In both the self-made man and evolutionarily determined worldviews, nature has no inherent meaning or depth. Animals in their natural environment are discounted, or at least diminished. They belong to an inferior category of existence, there for human consumption and use.
The separation between humans and animals, indeed, between humans and nature itself, is taken as a given. The earth is what not what we grew out of but what we grew beyond, and have gained mastery over.
Nature however, is not a realm of ‘tooth and claw,’ a vast arena of competition for survival, justifying man’s bestiality and barbarity. Nor is nature a playground, the place to walk the dog or scale a peak. Nature is a mystery and a mirror—the background from which Homo sapiens evolved and a living context in which man no longer belongs or feels affinity.
We humans feel separate from nature without questioning why that is. The New Age or scientific attempt to erase psychological separation by superficial appeals to the obvious—that we aren’t actually separate from nature—simply doesn’t cut it.
Why does man feel and act as if he is separate? That’s the age-old question to which our age must not only philosophically respond, but inwardly redress. For man can’t stop fragmenting the earth until we end separation and division within ourselves.
Put simply, utilitarian separation carried with it psychological separation. I separate, and therefore I am divided. So with the evolution of ‘higher thought’ (that is, the conscious creation of symbols and accretion of knowledge) there’s a deep tendency toward division, conflict and fragmentation. There is compassion for ‘the poor doll humanity’ in seeing this. The explanation doesn’t change the explained, but it helps to make our disjunction with nature comprehensible.

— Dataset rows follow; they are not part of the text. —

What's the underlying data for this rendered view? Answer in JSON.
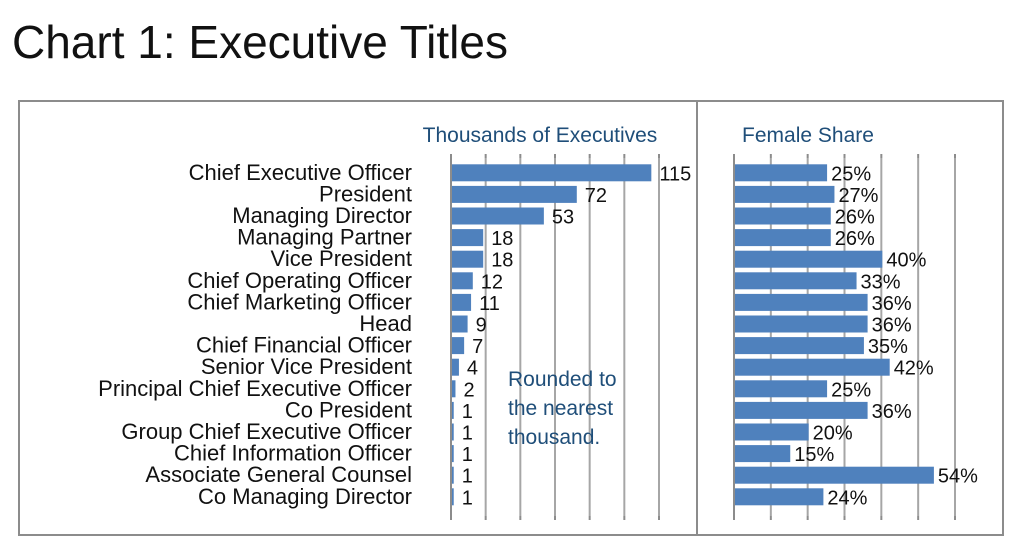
{
  "chart_data": {
    "title": "Chart 1: Executive Titles",
    "type": "bar",
    "orientation": "horizontal",
    "categories": [
      "Chief Executive Officer",
      "President",
      "Managing Director",
      "Managing Partner",
      "Vice President",
      "Chief Operating Officer",
      "Chief Marketing Officer",
      "Head",
      "Chief Financial Officer",
      "Senior Vice President",
      "Principal Chief Executive Officer",
      "Co President",
      "Group Chief Executive Officer",
      "Chief Information Officer",
      "Associate General Counsel",
      "Co Managing Director"
    ],
    "series": [
      {
        "name": "Thousands of Executives",
        "values": [
          115,
          72,
          53,
          18,
          18,
          12,
          11,
          9,
          7,
          4,
          2,
          1,
          1,
          1,
          1,
          1
        ],
        "labels": [
          "115",
          "72",
          "53",
          "18",
          "18",
          "12",
          "11",
          "9",
          "7",
          "4",
          "2",
          "1",
          "1",
          "1",
          "1",
          "1"
        ],
        "xlim": [
          0,
          120
        ],
        "tick_step": 20
      },
      {
        "name": "Female Share",
        "values": [
          25,
          27,
          26,
          26,
          40,
          33,
          36,
          36,
          35,
          42,
          25,
          36,
          20,
          15,
          54,
          24
        ],
        "labels": [
          "25%",
          "27%",
          "26%",
          "26%",
          "40%",
          "33%",
          "36%",
          "36%",
          "35%",
          "42%",
          "25%",
          "36%",
          "20%",
          "15%",
          "54%",
          "24%"
        ],
        "xlim": [
          0,
          60
        ],
        "tick_step": 10
      }
    ],
    "annotation": "Rounded to the nearest thousand.",
    "annotation_lines": [
      "Rounded to",
      "the nearest",
      "thousand."
    ],
    "bar_color": "#4f81bd",
    "grid": true
  }
}
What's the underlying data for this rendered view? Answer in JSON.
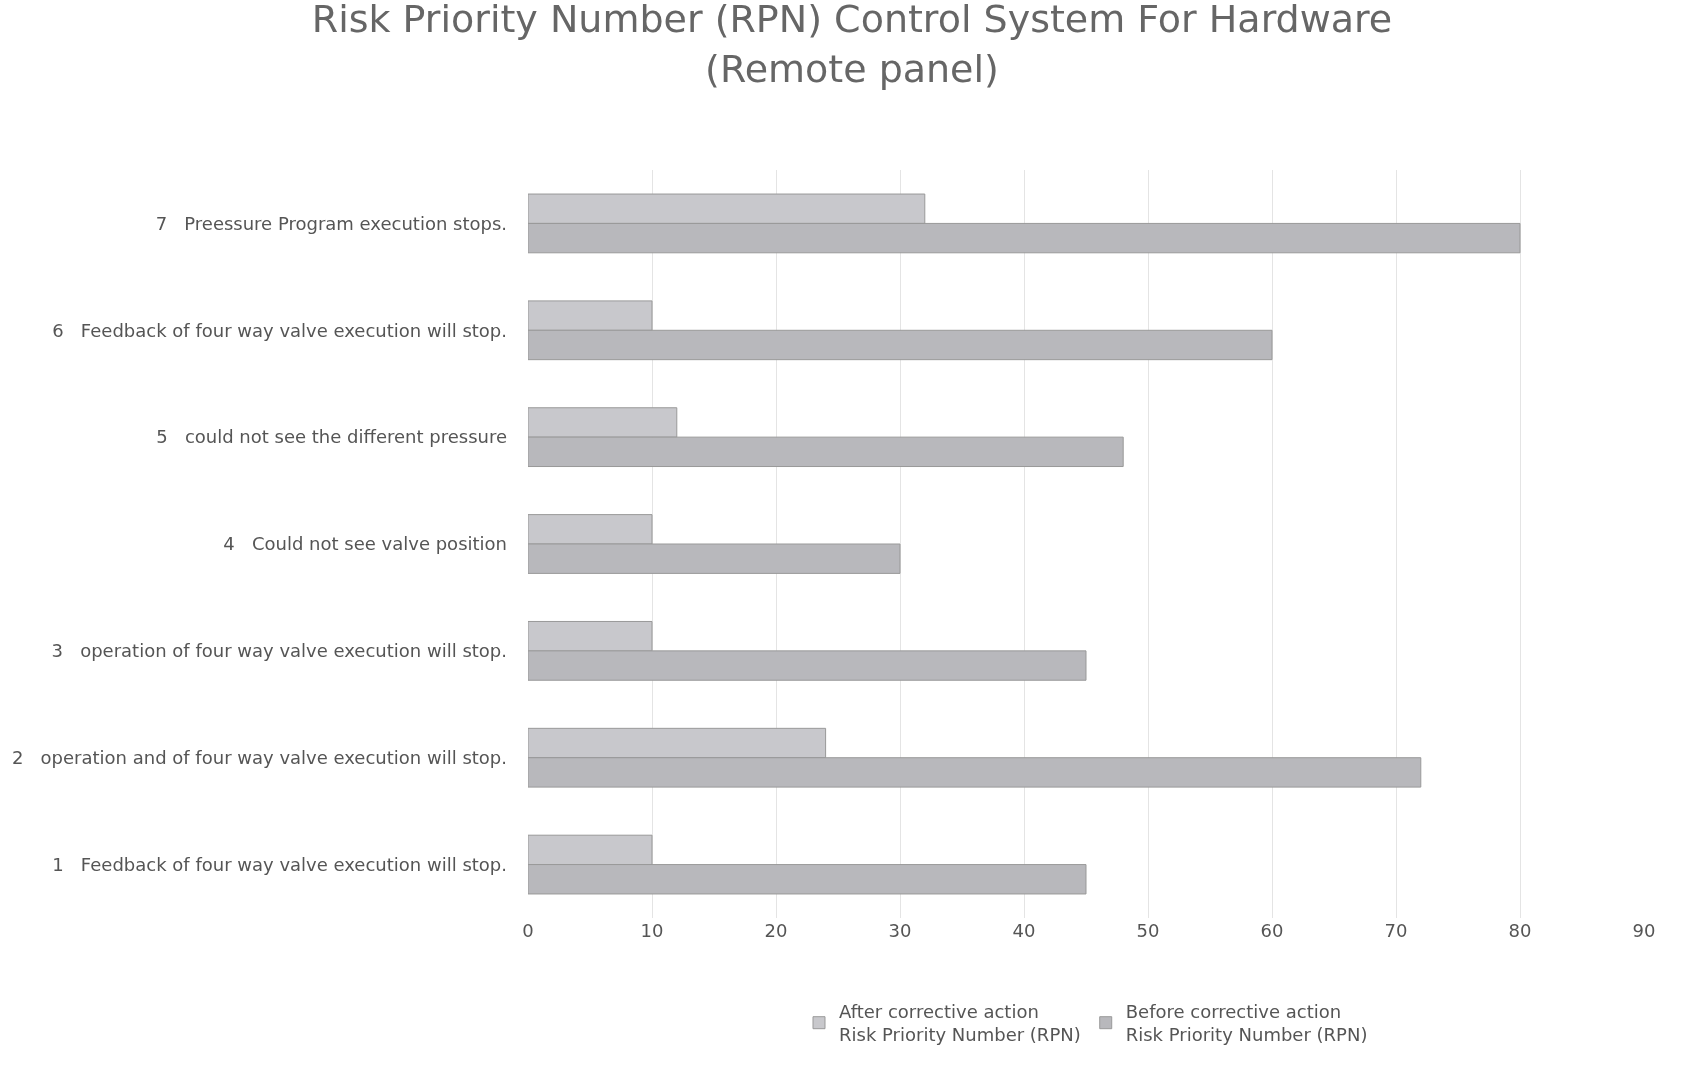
{
  "chart_data": {
    "type": "bar",
    "orientation": "horizontal",
    "title": "Risk Priority Number (RPN) Control System For Hardware\n(Remote panel)",
    "categories": [
      "7   Preessure Program execution stops.",
      "6   Feedback of four way valve execution will stop.",
      "5   could not see the different pressure",
      "4   Could not see valve position",
      "3   operation of four way valve execution will stop.",
      "2   operation and of four way valve execution will stop.",
      "1   Feedback of four way valve execution will stop."
    ],
    "series": [
      {
        "name": "After corrective action\nRisk Priority Number (RPN)",
        "color": "#c8c8cc",
        "values": [
          32,
          10,
          12,
          10,
          10,
          24,
          10
        ]
      },
      {
        "name": "Before corrective action\nRisk Priority Number (RPN)",
        "color": "#b8b8bc",
        "values": [
          80,
          60,
          48,
          30,
          45,
          72,
          45
        ]
      }
    ],
    "xlim": [
      0,
      90
    ],
    "xticks": [
      0,
      10,
      20,
      30,
      40,
      50,
      60,
      70,
      80,
      90
    ],
    "grid": "x",
    "legend": "bottom"
  }
}
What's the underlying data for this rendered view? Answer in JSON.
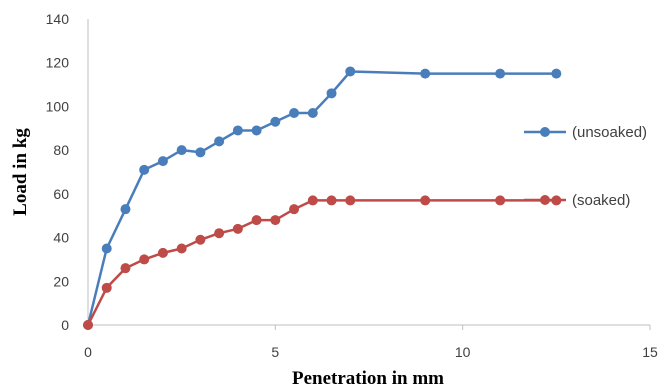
{
  "chart_data": {
    "type": "line",
    "title": "",
    "xlabel": "Penetration in mm",
    "ylabel": "Load in kg",
    "xlim": [
      0,
      15
    ],
    "ylim": [
      0,
      140
    ],
    "xticks": [
      "0",
      "5",
      "10",
      "15"
    ],
    "yticks": [
      "0",
      "20",
      "40",
      "60",
      "80",
      "100",
      "120",
      "140"
    ],
    "grid": false,
    "legend": "right",
    "series": [
      {
        "name": "(unsoaked)",
        "color": "#4a7ebb",
        "x": [
          0,
          0.5,
          1,
          1.5,
          2,
          2.5,
          3,
          3.5,
          4,
          4.5,
          5,
          5.5,
          6,
          6.5,
          7,
          9,
          11,
          12.5
        ],
        "y": [
          0,
          35,
          53,
          71,
          75,
          80,
          79,
          84,
          89,
          89,
          93,
          97,
          97,
          106,
          116,
          115,
          115,
          115
        ]
      },
      {
        "name": "(soaked)",
        "color": "#be4b48",
        "x": [
          0,
          0.5,
          1,
          1.5,
          2,
          2.5,
          3,
          3.5,
          4,
          4.5,
          5,
          5.5,
          6,
          6.5,
          7,
          9,
          11,
          12.5
        ],
        "y": [
          0,
          17,
          26,
          30,
          33,
          35,
          39,
          42,
          44,
          48,
          48,
          53,
          57,
          57,
          57,
          57,
          57,
          57
        ]
      }
    ]
  }
}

Therefore nature is not the pre-human state requiring the cultivation of the illusory self, but the whole web of life on earth, which gave rise to the human species along with every other species of animal and plant. Why does the core psychological mistake of separation persist and have such power? That is the mystery, riddle and challenge for every would-be human being.
Humankind faces a choice—continue on the path we’re on, destroying the earth and the human spirit, and making the future increasingly dark and dead-ended, or radically change our worldviews and ourselves. If we see it, is there really any choice?